In the last movement of her dance performance titled Wires, April Bailey ’14 (pictured in pink) breaks free from the group and moves independently — just as she’s demonstrated academically.
Choreographed and directed by Bailey, Wires was a complementary performance to her women’s studies and psychology research on gendered ways of moving.
The performance drew from a famous essay by Marilyn Frye “that uses the metaphor of a birdcage to explain how different iterations of oppression intersect to confine individuals,” Bailey said.
“I was interested in using the communicatory medium of dance to discuss gender and sexuality, drawing from my academic training in feminist theory and gendered movements,” explained the women’s studies and psychology double major. (She has continued the research this semester for her psychology honors thesis.)
Bailey, who began dancing at the age of 8, was mainly trained in classical Russian ballet, and is a member of Colgate’s contemporary/modern group FUSE Dance Co.
Featuring 17 dancers, Wires was composed of four movements. The first asked the audience to consider the ways social mores and customs about gender constrict behavior; gender was marked by shirt color (blue, pink, or purple) following stereotypical associations. The second movement considered how sexual desire maps onto expectations about gender, with heterosexuality being the socially expected model. The third presented one of the unfortunate consequences of strict gender norms: gender-based violence and manipulation. The fourth provided a space for rebellion and genuine expression of the self, regardless of gender stereotypes.
“A moving image is visceral, [so] people don’t get sidetracked by words that they don’t understand or that they have negative associations with,” Bailey said.
Indeed, some might be unfamiliar or uncomfortable with the topics she explores. The performance even took the dancers outside of their comfort zones, which was revealed during an engaging Q&A discussion afterward.

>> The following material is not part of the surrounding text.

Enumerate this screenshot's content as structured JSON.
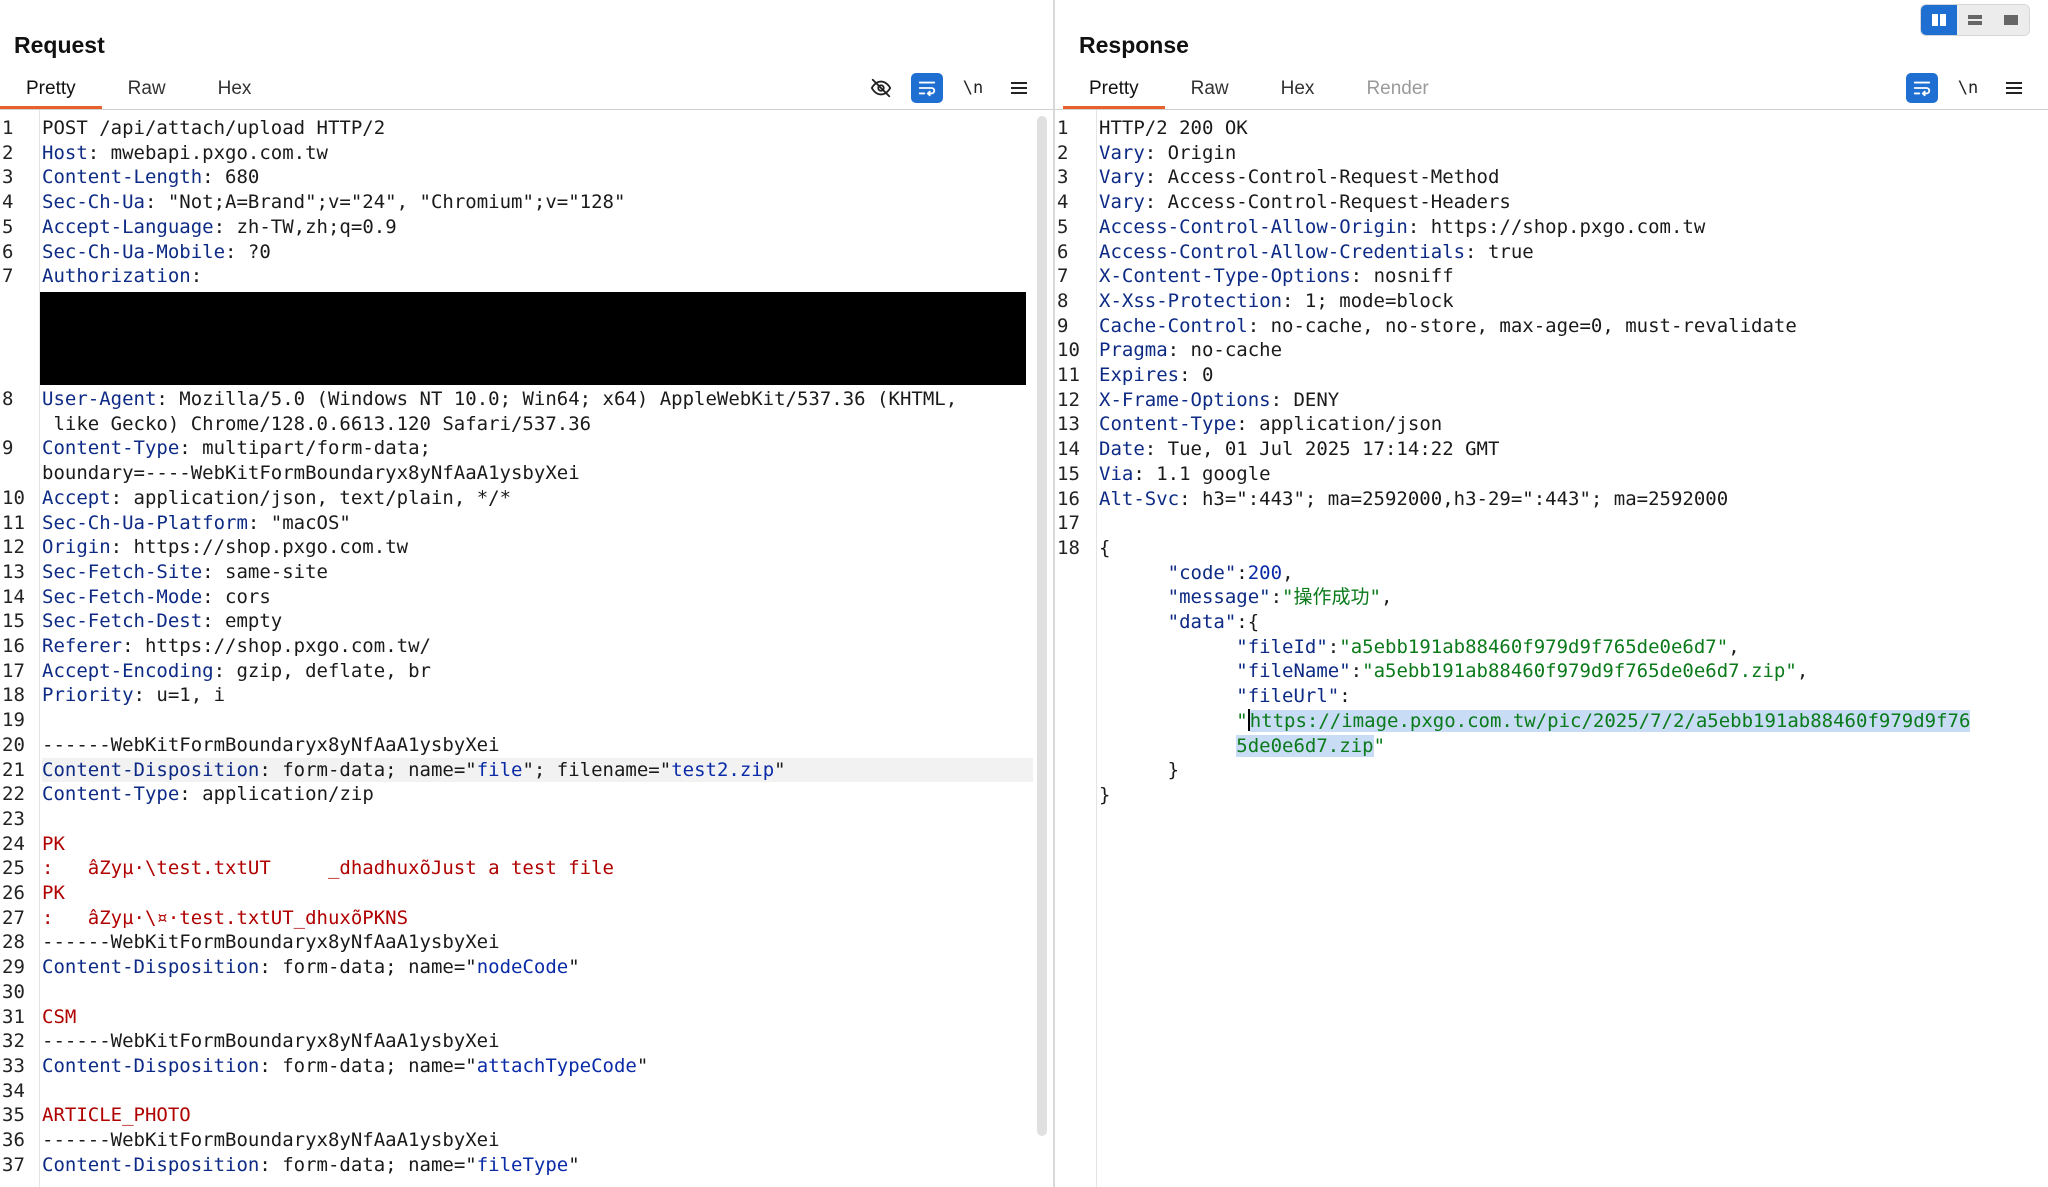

Sebastian Sangervasi ’14, who partnered with another male performer, remarked that “it was less the man-on-man contact that was weird for me, but more that I’m used to supporting [a woman], not being the one supported and releasing myself in someone’s arms.”
Danielle Iwata ’15, who performed a duet with Bailey during the fourth movement, also chimed in: “I was the masculine character, and it was definitely different for me,” she said, adding that another dancer commented that she wasn’t necessarily acting like a man but, rather, like a dominator.
“This demonstrates the project’s effectiveness in inciting a conversation about gender and sexuality on campus,” Bailey said.
The project continues to influence Bailey’s work.
“Wires made me examine the way my own choreography is affected by my gender identity,” she said. For example, in developing a piece for the spring Dancefest that is not about gender, she said, “I am conscious of cultivating a gender-neutral aesthetic and movement style to be mapped onto all bodies.”